Alors que se multiplient les cadeaux fiscaux pour les nantis (présents et à venir, y compris en ce qui concerne l'ISF), la France est un pays où 3,6 millions de citoyens sont mal-logés ou directement sans abri, et où environ 1500 classes d'écoles primaires devraient fermer à la rentrée 2011 suite aux «suppressions de poste», selon a confirmé Luc Chatel, son ministre de l'Éducation nationale, le 26/04/2011. En effet, on dirait qu'en matière de contreparties sociales en France, comme dans tous nos pays développés, la boucle est bel et bien bouclée. C'est ainsi qu'en octobre 2009, 1,26 millions de foyers français bénéficiaient du RSA (par exemple, les gros bénéfices du rSa activité s’élèvent en moyenne à 162 € par foyer, loin des 40.908 € par tête de pipe que méritent les nababs via le bouclier fiscal). Puis, en avril 2010, le nombre de bénéficiaires de cette aubaine atteignait 1,78 millions de foyers. Enfin, les Réformes mises en œuvre par le Capital en général et son équipe proconsulaire française (le fier et beau Gouvernement français), en particulier, portent leurs fruits : en janvier 2011, 1,84 million de foyers sont allocataires du rSa. On verra dans les mois à venir quels taux atteindra la proportion Exigences du Capital / Charité politique en vue d'éviter des émeutes, tension qui comporte seulement parfois des collisions nucléaires (1). Car nous savons par David Harvey que "Alan Budd, Thatcher's chief economic adviser, later admitted that 'the 1980s policies of attacking inflation and squeezing the economy and public spending were a cover to bash the workers', and so create an 'industrial reserve army' which would undermine the power of labour and permit capitalists to make easy profits ever after (...)" (Extrait de Spaces of Hope, 2000 ; en français : Espaces d'Espérance. Voir la page 20 de l'édition en castillan publiée par Akal en 2003. Harvey cite concrètement R. Brooks : Maggie's man. We were wrong, The Observer, 21/06/1992, p. 21)

(1) Note du 10/05/2011 - Laurent Wauquiez est venu vite fait répondre à notre doute. Il a proposé, dimanche soir, de demander cinq heures hebdomadaires de service social aux bénéficiaires du Revenu de solidarité active (RSA) et «de plafonner le cumul de tous les minima sociaux à 75% du Smic». Il faut éviter à tout prix que les pauvres et autres parasites associés du RSA jouissent sans entraves. Bien entendu, les recettes innovantes de Wauquiez ne concernent pas l'assistanat aux nantis qui ne cherchent pas de travail, dont on imagine que le seul chiffre qu'il est convenable de plafonner, c'est les impôts.
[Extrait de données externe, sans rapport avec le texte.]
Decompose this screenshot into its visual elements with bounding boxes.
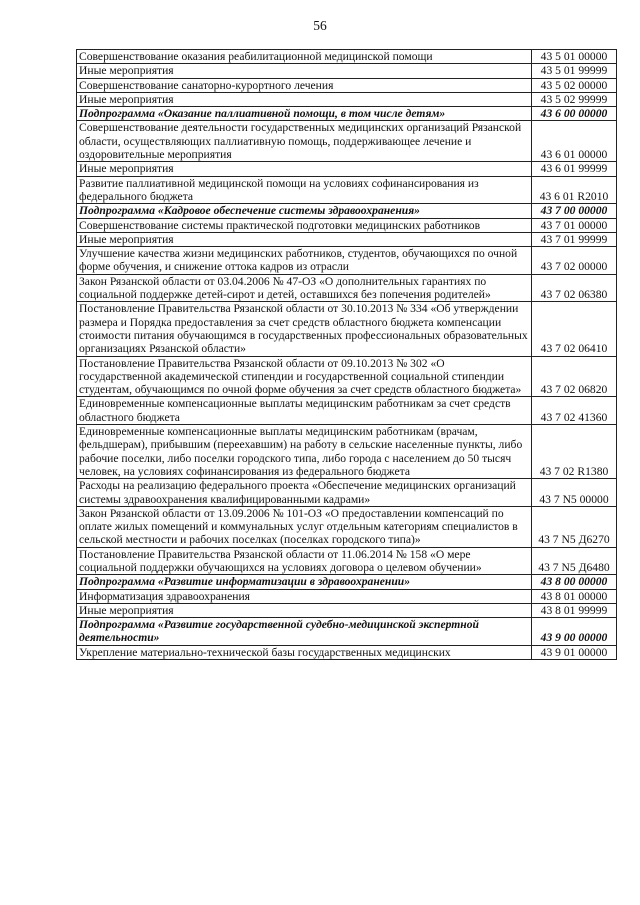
- subprogram-row: [77, 618, 617, 646]
- expense-name-cell: Подпрограмма «Развитие информатизации в здравоохранении»: [77, 575, 532, 589]
- classification-code-cell: 43 7 N5 Д6480: [532, 547, 617, 575]
- classification-code-cell: 43 6 01 00000: [532, 121, 617, 162]
- table-row: [77, 506, 617, 547]
- classification-code-cell: 43 5 02 99999: [532, 92, 617, 106]
- expense-name-cell: Улучшение качества жизни медицинских работников, студентов, обучающихся по очной форме обучения, и снижение оттока кадров из отрасли: [77, 247, 532, 275]
- table-row: [77, 397, 617, 425]
- expense-name-cell: Подпрограмма «Оказание паллиативной помощи, в том числе детям»: [77, 107, 532, 121]
- classification-code-cell: 43 7 02 00000: [532, 247, 617, 275]
- table-row: [77, 247, 617, 275]
- expense-name-cell: Единовременные компенсационные выплаты медицинским работникам (врачам, фельдшерам), прибывшим (переехавшим) на работу в сельские населенные пункты, либо рабочие поселки, либо поселки городского типа, либо города с населением до 50 тысяч человек, на условиях софинансирования из федерального бюджета: [77, 425, 532, 479]
- classification-code-cell: 43 7 01 99999: [532, 232, 617, 246]
- expense-name-cell: Совершенствование деятельности государственных медицинских организаций Рязанской области, осуществляющих паллиативную помощь, поддерживающее лечение и оздоровительные мероприятия: [77, 121, 532, 162]
- classification-code-cell: 43 6 00 00000: [532, 107, 617, 121]
- classification-code-cell: 43 8 01 00000: [532, 589, 617, 603]
- classification-code-cell: 43 8 00 00000: [532, 575, 617, 589]
- expense-name-cell: Развитие паллиативной медицинской помощи на условиях софинансирования из федерального бюджета: [77, 176, 532, 204]
- table-row: [77, 425, 617, 479]
- classification-code-cell: 43 7 00 00000: [532, 204, 617, 218]
- table-row: [77, 218, 617, 232]
- expense-name-cell: Иные мероприятия: [77, 64, 532, 78]
- classification-code-cell: 43 7 N5 00000: [532, 479, 617, 507]
- expense-name-cell: Постановление Правительства Рязанской области от 11.06.2014 № 158 «О мере социальной поддержки обучающихся на условиях договора о целевом обучении»: [77, 547, 532, 575]
- expense-name-cell: Информатизация здравоохранения: [77, 589, 532, 603]
- expense-name-cell: Совершенствование системы практической подготовки медицинских работников: [77, 218, 532, 232]
- subprogram-row: [77, 575, 617, 589]
- expense-name-cell: Иные мероприятия: [77, 603, 532, 617]
- classification-code-cell: 43 7 02 41360: [532, 397, 617, 425]
- table-row: [77, 64, 617, 78]
- expense-name-cell: Закон Рязанской области от 03.04.2006 № 47-ОЗ «О дополнительных гарантиях по социальной поддержке детей-сирот и детей, оставшихся без попечения родителей»: [77, 274, 532, 302]
- table-row: [77, 589, 617, 603]
- subprogram-row: [77, 107, 617, 121]
- classification-code-cell: 43 7 02 06820: [532, 356, 617, 397]
- classification-code-cell: 43 6 01 99999: [532, 162, 617, 176]
- expense-name-cell: Подпрограмма «Кадровое обеспечение системы здравоохранения»: [77, 204, 532, 218]
- table-row: [77, 162, 617, 176]
- expense-name-cell: Расходы на реализацию федерального проекта «Обеспечение медицинских организаций системы здравоохранения квалифицированными кадрами»: [77, 479, 532, 507]
- classification-code-cell: 43 7 01 00000: [532, 218, 617, 232]
- expense-name-cell: Иные мероприятия: [77, 162, 532, 176]
- expense-name-cell: Подпрограмма «Развитие государственной судебно-медицинской экспертной деятельности»: [77, 618, 532, 646]
- subprogram-row: [77, 204, 617, 218]
- table-row: [77, 603, 617, 617]
- expense-name-cell: Укрепление материально-технической базы государственных медицинских: [77, 645, 532, 659]
- table-row: [77, 274, 617, 302]
- expense-name-cell: Постановление Правительства Рязанской области от 09.10.2013 № 302 «О государственной академической стипендии и государственной социальной стипендии студентам, обучающимся по очной форме обучения за счет средств областного бюджета»: [77, 356, 532, 397]
- classification-code-cell: 43 9 00 00000: [532, 618, 617, 646]
- expense-name-cell: Совершенствование санаторно-курортного лечения: [77, 78, 532, 92]
- table-row: [77, 232, 617, 246]
- table-row: [77, 302, 617, 356]
- table-row: [77, 92, 617, 106]
- classification-code-cell: 43 8 01 99999: [532, 603, 617, 617]
- classification-code-cell: 43 5 01 00000: [532, 50, 617, 64]
- table-body: [77, 50, 617, 660]
- table-row: [77, 479, 617, 507]
- table-row: [77, 356, 617, 397]
- classification-code-cell: 43 7 02 06410: [532, 302, 617, 356]
- expense-name-cell: Закон Рязанской области от 13.09.2006 № 101-ОЗ «О предоставлении компенсаций по оплате жилых помещений и коммунальных услуг отдельным категориям специалистов в сельской местности и рабочих поселках (поселках городского типа)»: [77, 506, 532, 547]
- table-row: [77, 78, 617, 92]
- table-row: [77, 121, 617, 162]
- table-row: [77, 547, 617, 575]
- expense-name-cell: Единовременные компенсационные выплаты медицинским работникам за счет средств областного бюджета: [77, 397, 532, 425]
- table-row: [77, 50, 617, 64]
- classification-code-cell: 43 5 02 00000: [532, 78, 617, 92]
- classification-code-cell: 43 7 N5 Д6270: [532, 506, 617, 547]
- expense-name-cell: Иные мероприятия: [77, 232, 532, 246]
- classification-code-cell: 43 5 01 99999: [532, 64, 617, 78]
- classification-code-cell: 43 9 01 00000: [532, 645, 617, 659]
- classification-code-cell: 43 7 02 06380: [532, 274, 617, 302]
- table-row: [77, 176, 617, 204]
- classification-code-cell: 43 6 01 R2010: [532, 176, 617, 204]
- table-row: [77, 645, 617, 659]
- expense-name-cell: Иные мероприятия: [77, 92, 532, 106]
- page-number: 56: [313, 18, 327, 33]
- expense-name-cell: Постановление Правительства Рязанской области от 30.10.2013 № 334 «Об утверждении размера и Порядка предоставления за счет средств областного бюджета компенсации стоимости питания обучающимся в государственных профессиональных образовательных организациях Рязанской области»: [77, 302, 532, 356]
- expense-name-cell: Совершенствование оказания реабилитационной медицинской помощи: [77, 50, 532, 64]
- classification-code-cell: 43 7 02 R1380: [532, 425, 617, 479]
- budget-classification-table: [76, 49, 617, 660]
Dans le rapport Exigences du capital / Charité politique, il montre bien la route que proposent les faucons : la grandeur militaire de la servitude (de la plèbe).

Note du 5/10/11 - Dans un post, Pierre Dubois s'est plu à calculer le coût de la scolarité de Laurent Wauquiez.

Note du 23/11/12 - Un nouveau livre, publié le 8 novembre par Éditions La Découverte, revient sur la fixation cynique de Wauquiez sur « les dérives de l'assistanat », rengaine dont il a bien voulu nous rebattre les oreilles pendant l'ère sarkozyenne. Il s'agit de « L’Envers de la "fraude sociale" », où le Groupe Odenore, Observatoire des Non-Recours aux Droits et Services, prouve, entre autres, que les sommes qui ne sont pas versées aux ayants droit sont trois fois supérieures à celles qui sont indûment perçues.